O RIAS permitiu-me fazer e viver tanto. Lembro-me com profundo carinho quando de ir em sua representação ao ENEB em Peniche, ir a Mértola e a Castelo Branco libertar abutres, fazer o workshop de necropsias e o de fotografia, ir fazer apresentações a escolas, ajudar em monitorizações de aves na ETAR, levar crias de melro para casa para as alimentar durante a noite, acompanhar vigilantes da natureza em contagens de ninhos nas ilhas da Ria, dos convívios e festas entre a equipa e muito mais. Por estas razões, quando terminei o voluntariado, continuei a passar lá várias vezes por mês, para ajudar, levando comigo diversas pessoas para conhecerem o local e o magnífico trabalho. Enquanto lá estive, mesmo que o cansaço me acompanhasse, acordava sempre com vontade de fazer mais.
Uma das componentes por onde passei foi a colaboração no LIFE Trachemys, que tinha como objectivo retirar cágados invasores das lagoas do Algarve, enquanto fêmeas de cágado-de-carapaça-estriada nidificavam dentro de instalações adequadas no RIAS. Aí subi mais um patamar nas escadas da vida, percebendo ao mesmo tempo a máquina institucional que catalisa e regula esse tipo de projectos e faz de facto avançar aos poucos a conservação da natureza.
Guardo as memórias olfactivas de necrópsias, limpezas do biotério, e de poupas juvenis, sentindo que até hoje sou imune a muita coisa.

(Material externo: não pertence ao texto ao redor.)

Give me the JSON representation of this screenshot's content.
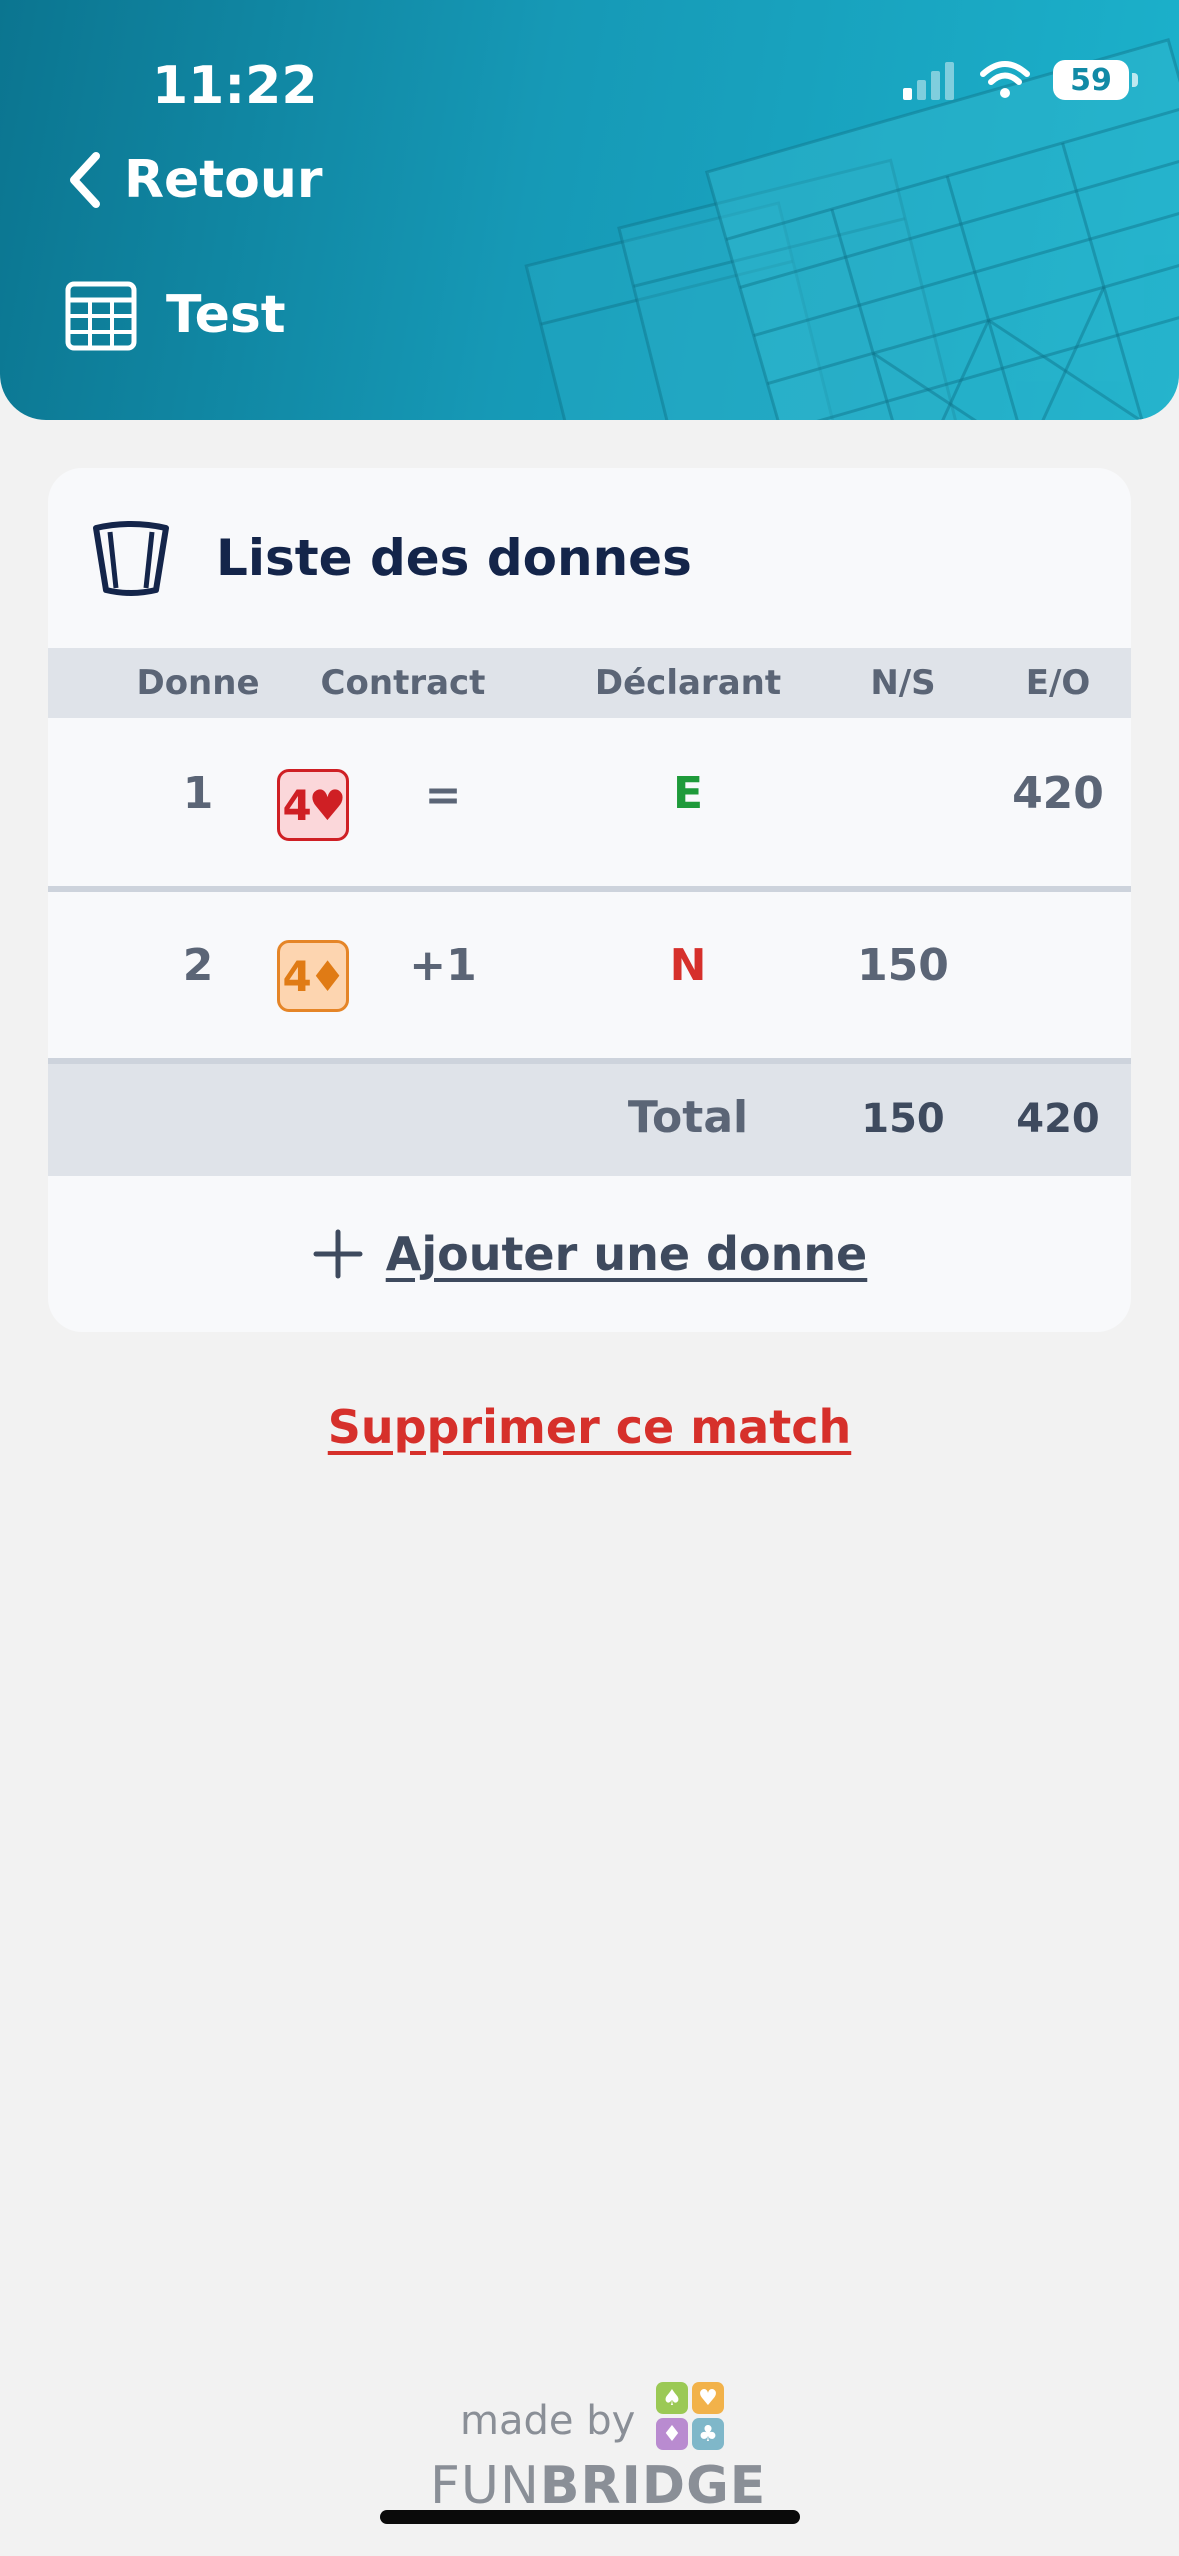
{
  "status_bar": {
    "time": "11:22",
    "battery": "59"
  },
  "header": {
    "back_label": "Retour",
    "title": "Test"
  },
  "card": {
    "title": "Liste des donnes",
    "columns": [
      "Donne",
      "Contract",
      "Déclarant",
      "N/S",
      "E/O"
    ],
    "rows": [
      {
        "donne": "1",
        "contract_level": "4",
        "contract_suit": "♥",
        "result": "=",
        "declarant": "E",
        "ns": "",
        "eo": "420"
      },
      {
        "donne": "2",
        "contract_level": "4",
        "contract_suit": "♦",
        "result": "+1",
        "declarant": "N",
        "ns": "150",
        "eo": ""
      }
    ],
    "total": {
      "label": "Total",
      "ns": "150",
      "eo": "420"
    },
    "add_label": "Ajouter une donne"
  },
  "delete_label": "Supprimer ce match",
  "footer": {
    "made_by": "made by",
    "brand_light": "FUN",
    "brand_bold": "BRIDGE"
  },
  "colors": {
    "header_start": "#0b7590",
    "header_end": "#1cb2cc",
    "declarant_e": "#1e9a3a",
    "declarant_n": "#d6302b",
    "delete": "#d6302b"
  },
  "icons": [
    "chevron-left-icon",
    "calendar-grid-icon",
    "cards-icon",
    "plus-icon",
    "signal-icon",
    "wifi-icon"
  ]
}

Guardo com vincos felizes, fotografias de camaleões estrábicos, mochos zangados, momentos de lazer e dos amigos que fiz para o resto da vida.
Hoje em dia, mais de 10 anos depois, o RIAS encontra-se melhor que nunca. O trabalho realizado é famoso além Algarve e além-fronteiras, mas sobretudo reconhecido pelo seu valor tanto na sensibilização da população como na recuperação de animais. Recebe milhares de animais por ano, tendo aumentado o número de pessoas a trabalharem lá, e ainda bem. Consegue ser fonte de ciência devido aos vários projectos e extensa base de dados, especialmente no mundo da ornitologia. Hoje em dia tem um apoio extra do Município de Olhão, o qual percebeu o como este centro é uma mais-valia para todos. Não é de estranhar que o RIAS se tenha convertido num farol na vida de muitas pessoas com quem me cruzo, pois sabemos e sentimos que foi uma altura em que participámos num trabalho verdadeiramente crucial, sustentável e ético. Agora é seguir e crescer! Saudades eternas… À família RIAS, das pessoas que o construíram até às que o mantêm – um enorme obrigado!”